In a breach of contract and professional malpractice, plaintiff entered into a private mediation with a non-party, which affected its claim against Defendant.  May defendant obtain the arbitration documents in order to defend himself?  Answer:  yes.

City of Newburgh, N.Y. v Hauser  2015 NY Slip Op 02442 [126 AD3d 926]  March 25, 2015  Appellate Division, Second Department tells us that while arbitration materials may not be used as “evidence” they remain discoverable.

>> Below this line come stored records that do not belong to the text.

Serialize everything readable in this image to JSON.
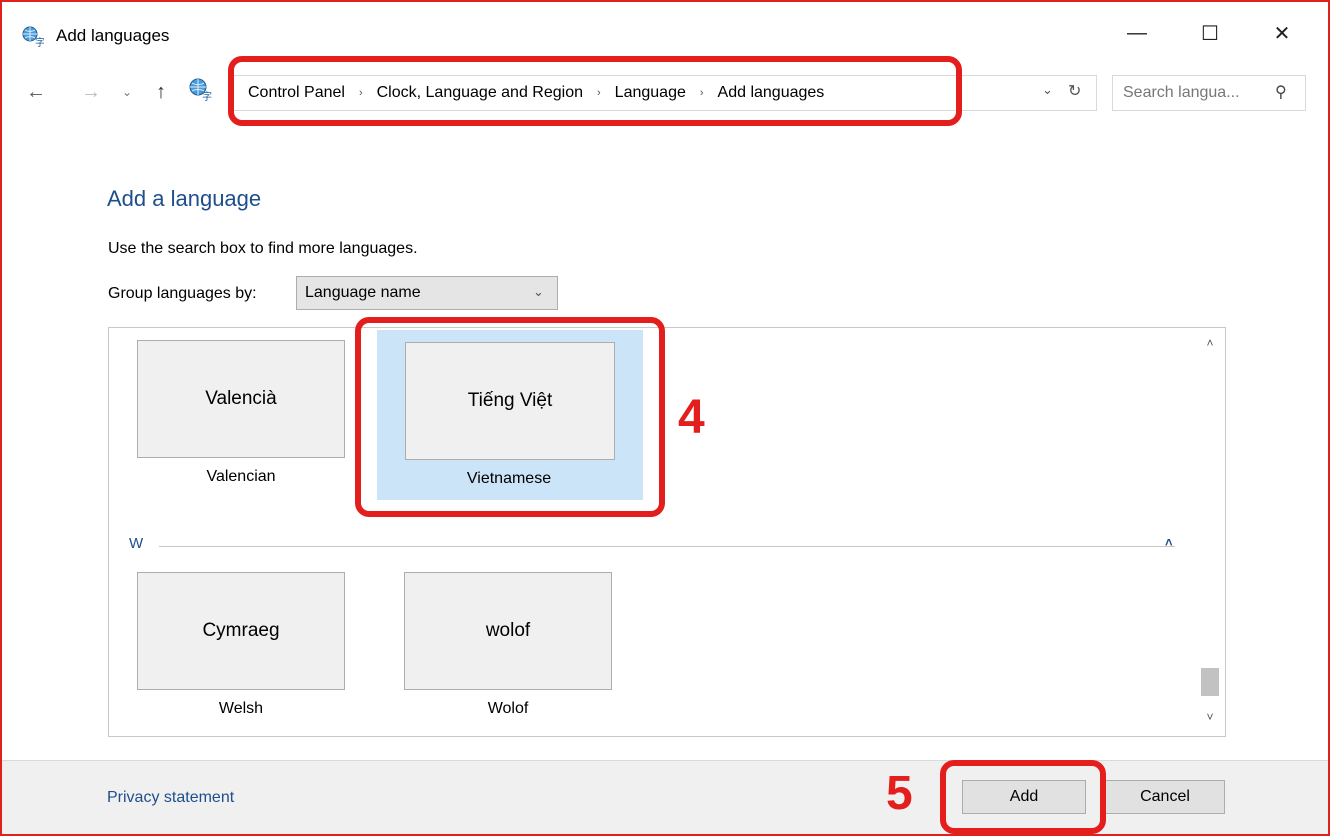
{
  "window": {
    "title": "Add languages",
    "minimize_icon": "—",
    "maximize_icon": "☐",
    "close_icon": "✕"
  },
  "nav": {
    "back_icon": "←",
    "forward_icon": "→",
    "recent_icon": "⌄",
    "up_icon": "↑"
  },
  "breadcrumb": {
    "items": [
      "Control Panel",
      "Clock, Language and Region",
      "Language",
      "Add languages"
    ],
    "separator": "›",
    "dropdown_icon": "⌄",
    "refresh_icon": "↻"
  },
  "search": {
    "placeholder": "Search langua...",
    "icon": "⚲"
  },
  "content": {
    "heading": "Add a language",
    "description": "Use the search box to find more languages.",
    "group_by_label": "Group languages by:",
    "group_by_value": "Language name",
    "group_by_arrow": "⌄"
  },
  "languages": {
    "row1": [
      {
        "native": "Valencià",
        "english": "Valencian",
        "selected": false
      },
      {
        "native": "Tiếng Việt",
        "english": "Vietnamese",
        "selected": true
      }
    ],
    "group_w": {
      "letter": "W",
      "collapse_icon": "˄"
    },
    "row2": [
      {
        "native": "Cymraeg",
        "english": "Welsh",
        "selected": false
      },
      {
        "native": "wolof",
        "english": "Wolof",
        "selected": false
      }
    ],
    "scroll_up_icon": "˄",
    "scroll_down_icon": "˅"
  },
  "footer": {
    "privacy_link": "Privacy statement",
    "add_button": "Add",
    "cancel_button": "Cancel"
  },
  "annotations": {
    "step4": "4",
    "step5": "5",
    "color": "#e41d1d"
  }
}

“The defendants sought to compel the plaintiff to produce certain documents submitted in a private mediation proceeding between the plaintiff and a nonparty. The subject documents are material and relevant to the defense of this action (see CPLR 3101; Andon v 302-304 Mott St. Assoc., 94 NY2d 740, 745-746 [2000]; Allen v Crowell-Collier Publ. Co., 21 NY2d 403, 406 [1968]; Yoshida v Hsueh-Chih Chin, 111 AD3d 704, 705-706 [2013]; Osowski v AMEC Constr. Mgt., Inc., 69 AD3d 99 [2009]; American Re-Ins. Co. v United States Fid. & Guar. Co., 19 AD3d 103 [2005]; Masterwear Corp. v Bernard, 3 AD3d 305 [2004]; Masterwear Corp. v Bernard, 298 AD2d 249 [2002]).

Contrary to the plaintiff’s contention, CPLR 4547 does not bar disclosure of the subject documents, as that statute is concerned with the admissibility of evidence, and does not limit the discoverability of evidence (see Matter of Town of Waterford v New York State Dept. of Envtl. Conservation, 77 AD3d 224, 233 [2010], mod on other grounds 18 NY3d 652 [2012]).”